Six men, including a police officer, are facing homicide charges in last week’s killing of French filmmaker and photographer Christian Poveda in El Salvador, the attorney general’s office said.
The suspect accused of ordering the slaying, Nelson Lazo Rivera, was already in prison, according to a statement Wednesday from the agency. Officials gave no motive for the slaying and did not say why Lazo Rivera is incarcerated. El Diario de Hoy newspaper said he is in prison for several murders, including three slayings in 2003 known as the massacre of Samcap. Poveda, 53, had recently finished a documentary about a violent street gang, part of the Mara 18 criminal group in El Salvador. He was found shot to death September 2 in the town of Tonacatepeque, about 10 miles northeast of the capital, San Salvador, authorities said. Four of the suspects are members of the same Mara 18 gang that was the subject of Poveda’s film, the attorney general’s office said. Authorities identified them as Calixto Rigoberto Escobar (known as Toro), Jose Alejandro Melara (El Puma), Roberto Luis Romero (Tiger), and Miguel Angel Rosa (El Cholo). National Civil Police Officer Juan Napoleon Espinoza also was arrested, the attorney general’s office said. Officials did not say what his involvement in the crime may have been. But El Mundo, Diario Co Latino, El Faro and El Diario de Hoy newspapers said authorities believe the officer told gang members Poveda was giving information on the group to police.

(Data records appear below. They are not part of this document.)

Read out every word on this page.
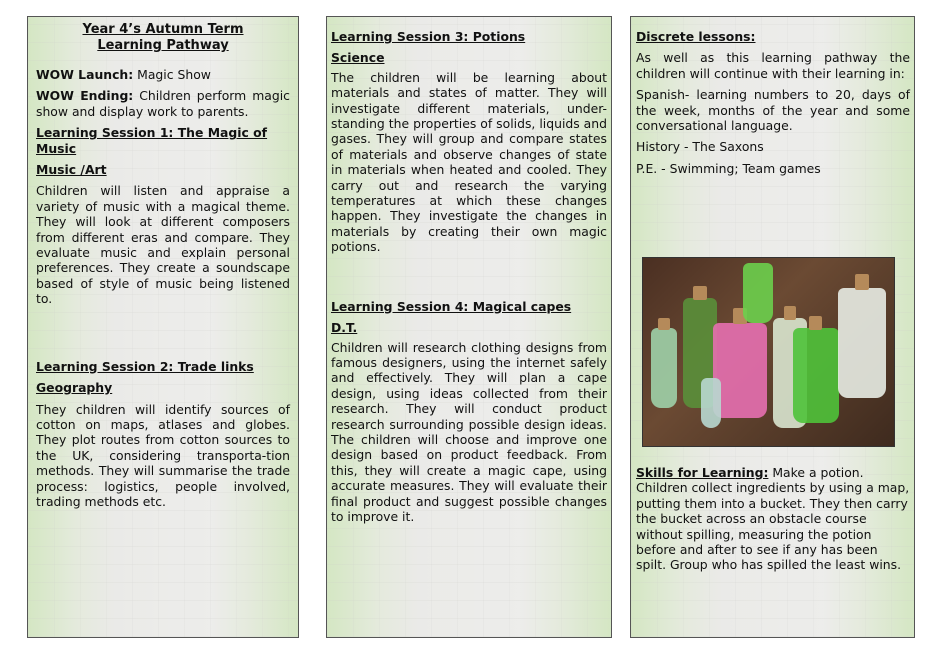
Year 4’s Autumn Term
Learning Pathway

WOW Launch: Magic Show

WOW Ending: Children perform magic show and display work to parents.

Learning Session 1: The Magic of Music

Music /Art

Children will listen and appraise a variety of music with a magical theme. They will look at different composers from different eras and compare. They evaluate music and explain personal preferences. They create a soundscape based of style of music being listened to.

Learning Session 2: Trade links

Geography

They children will identify sources of cotton on maps, atlases and globes. They plot routes from cotton sources to the UK, considering transporta-tion methods. They will summarise the trade process: logistics, people involved, trading methods etc.

Learning Session 3: Potions

Science

The children will be learning about materials and states of matter. They will investigate different materials, under-standing the properties of solids, liquids and gases. They will group and compare states of materials and observe changes of state in materials when heated and cooled. They carry out and research the varying temperatures at which these changes happen. They investigate the changes in materials by creating their own magic potions.

Learning Session 4: Magical capes

D.T.

Children will research clothing designs from famous designers, using the internet safely and effectively. They will plan a cape design, using ideas collected from their research. They will conduct product research surrounding possible design ideas. The children will choose and improve one design based on product feedback. From this, they will create a magic cape, using accurate measures. They will evaluate their final product and suggest possible changes to improve it.

Discrete lessons:

As well as this learning pathway the children will continue with their learning in:

Spanish- learning numbers to 20, days of the week, months of the year and some conversational language.

History - The Saxons

P.E. - Swimming; Team games

Skills for Learning: Make a potion. Children collect ingredients by using a map, putting them into a bucket. They then carry the bucket across an obstacle course without spilling, measuring the potion before and after to see if any has been spilt. Group who has spilled the least wins.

Documentary filmmaker shot dead in El Salvador
According to El Diario de Hoy, police deputy director Mauricio Ramirez Landaverde said Espinoza was a Mara 18 member, who would drink with other members in his free time and also was involved in giving them weapons, ammunition and information. Authorities said the suspects will be charged with aggravated homicide, proposition and conspiracy in the homicide and illicit associations. Poveda’s documentary, “La Vida Loca,” follows the lives of members of the Mara 18 gang. The documentary has been screened at a handful of film festivals and is slated for wider release later this month. His body was found in an area controlled by that same gang, officials said. The suspects had set up a meeting with Poveda on August 30, at which time they were supposed to kill him and bury his body, El Mundo and El Diario de Hoy reported. But Poveda did not show, heightening gang members’ suspicions that he was an informant. He met with the suspects three days later and was shot by Romero, El Mundo said, but in their haste to get away the gang members forgot to bury his body. A funeral for Poveda was held Wednesday in San Salvador before his body was shipped to France. A photograph of a younger Poveda, with shoulder-length hair, and a 35 mm digital camera were placed on the altar, next to a communion chalice. “This is a painful and brutal act. Unacceptable,” said Monsignor Gregorio Rosa Chavez, the auxiliary bishop of San Salvador. “God moved Christian with his work, awoke noble ideals. He tried to film with his camera in order to open the eyes of those whose eyes needed opening.”